CA Lawmaker Sees Real Estate Bubble Pop

August 09, 2012 / Russell Legato, Residential Property Analyst

California state lawmakers are in the habit of renting or buying a modest apartment or home to stay in while they are working in the Capitol. The tax-free expense allowance each one receives is $28,000 per annum. One legislator reasoned that buying property would increase in value and purchased a home in Sacramento. But the real estate bubble popped and so did his plan.

CA Lawmaker Sees Real Estate Bubble Pop

He had not purchased a modest property. Instead he paid $463,000 for a property with three bedrooms and amenities. Currently, he is among a group of ten or more legislative homeowners in this position. To further complicate his situation, his pay was cut as was that of all legislators.

Instead of the profit he would have made selling the property before the real estate industry tanked, he was left owning a home that would only sell at a loss.

A short sale is nearly as bad as a foreclosure. But, if the mortgage cannot be managed, these two options may be all that is available. In the case of Mendoza, a campaign donor came to his rescue.

Still, he owes $150,000 more than his home in Sacramento is worth. His accountant, Cecy Groom, found a way to help him by securing investments of $42,000. Using the money, he will be able to keep the property.

His rescue did not come without repercussion. When he filed the records that are needed when donations are received, the doctor who invested $30,000, Shura Moreno, turned out to be in a difficult position.

He is enmeshed in a scandal involving the medical clinic he has in East Los Angeles. Allegedly, he has defrauded the Medi-Cal program. The district attorney is investigating. He is innocent of the prescription fraud he is charged with; but only until he is proven guilty by a court of law as seems inevitable at this time.
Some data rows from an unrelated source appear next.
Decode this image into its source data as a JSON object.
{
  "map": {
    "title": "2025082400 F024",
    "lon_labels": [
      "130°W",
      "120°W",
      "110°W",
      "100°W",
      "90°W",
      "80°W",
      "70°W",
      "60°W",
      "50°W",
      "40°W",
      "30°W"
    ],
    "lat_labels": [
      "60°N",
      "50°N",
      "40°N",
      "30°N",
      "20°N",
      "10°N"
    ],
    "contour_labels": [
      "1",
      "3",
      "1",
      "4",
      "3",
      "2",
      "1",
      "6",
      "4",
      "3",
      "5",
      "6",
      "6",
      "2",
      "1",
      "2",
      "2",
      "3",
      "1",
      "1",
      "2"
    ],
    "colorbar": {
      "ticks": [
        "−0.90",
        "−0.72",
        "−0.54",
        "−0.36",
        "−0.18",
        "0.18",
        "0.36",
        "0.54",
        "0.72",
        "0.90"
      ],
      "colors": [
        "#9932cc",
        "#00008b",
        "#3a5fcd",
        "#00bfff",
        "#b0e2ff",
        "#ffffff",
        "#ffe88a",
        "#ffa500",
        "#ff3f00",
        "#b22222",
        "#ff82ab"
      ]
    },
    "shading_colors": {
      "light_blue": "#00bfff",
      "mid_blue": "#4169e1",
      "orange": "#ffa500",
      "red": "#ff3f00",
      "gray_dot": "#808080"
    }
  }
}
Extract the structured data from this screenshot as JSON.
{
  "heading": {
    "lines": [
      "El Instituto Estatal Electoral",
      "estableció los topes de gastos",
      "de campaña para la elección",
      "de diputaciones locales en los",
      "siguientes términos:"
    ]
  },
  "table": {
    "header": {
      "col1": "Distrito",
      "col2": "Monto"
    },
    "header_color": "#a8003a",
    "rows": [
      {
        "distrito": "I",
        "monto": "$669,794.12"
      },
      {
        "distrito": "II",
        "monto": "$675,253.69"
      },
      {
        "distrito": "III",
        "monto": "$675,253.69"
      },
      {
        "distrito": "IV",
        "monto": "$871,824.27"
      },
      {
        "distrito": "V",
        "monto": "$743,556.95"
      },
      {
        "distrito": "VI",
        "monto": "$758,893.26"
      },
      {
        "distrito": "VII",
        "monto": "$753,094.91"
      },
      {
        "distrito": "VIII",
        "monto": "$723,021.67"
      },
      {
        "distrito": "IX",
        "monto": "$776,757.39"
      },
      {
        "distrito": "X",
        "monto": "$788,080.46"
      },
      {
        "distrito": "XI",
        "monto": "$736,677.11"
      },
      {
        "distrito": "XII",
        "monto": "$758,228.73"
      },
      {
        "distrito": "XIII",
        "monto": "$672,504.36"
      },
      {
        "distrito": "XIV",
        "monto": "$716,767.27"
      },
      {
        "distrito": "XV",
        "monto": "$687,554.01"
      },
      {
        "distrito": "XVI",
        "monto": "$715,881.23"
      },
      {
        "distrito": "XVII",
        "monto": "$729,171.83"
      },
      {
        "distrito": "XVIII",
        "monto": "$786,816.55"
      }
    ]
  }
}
Mendoza expressed shock at learning of these circumstances. Moreno’s only retort was to say he is not interested in becoming the owner of Mendoza’s house. Mendoza hopes to be able to keep the property by paying the mortgage out of his $123,000 yearly salary. Now his highest hope is to come out of the ownership without losing money.

Two others were not as fortunate. Former Assemblyman Mervyn Dymally and former Assemblyman Ed Chavez each lost a home to foreclosure in Sacramento. The real estate bubble has had its effect on individuals of all economic levels.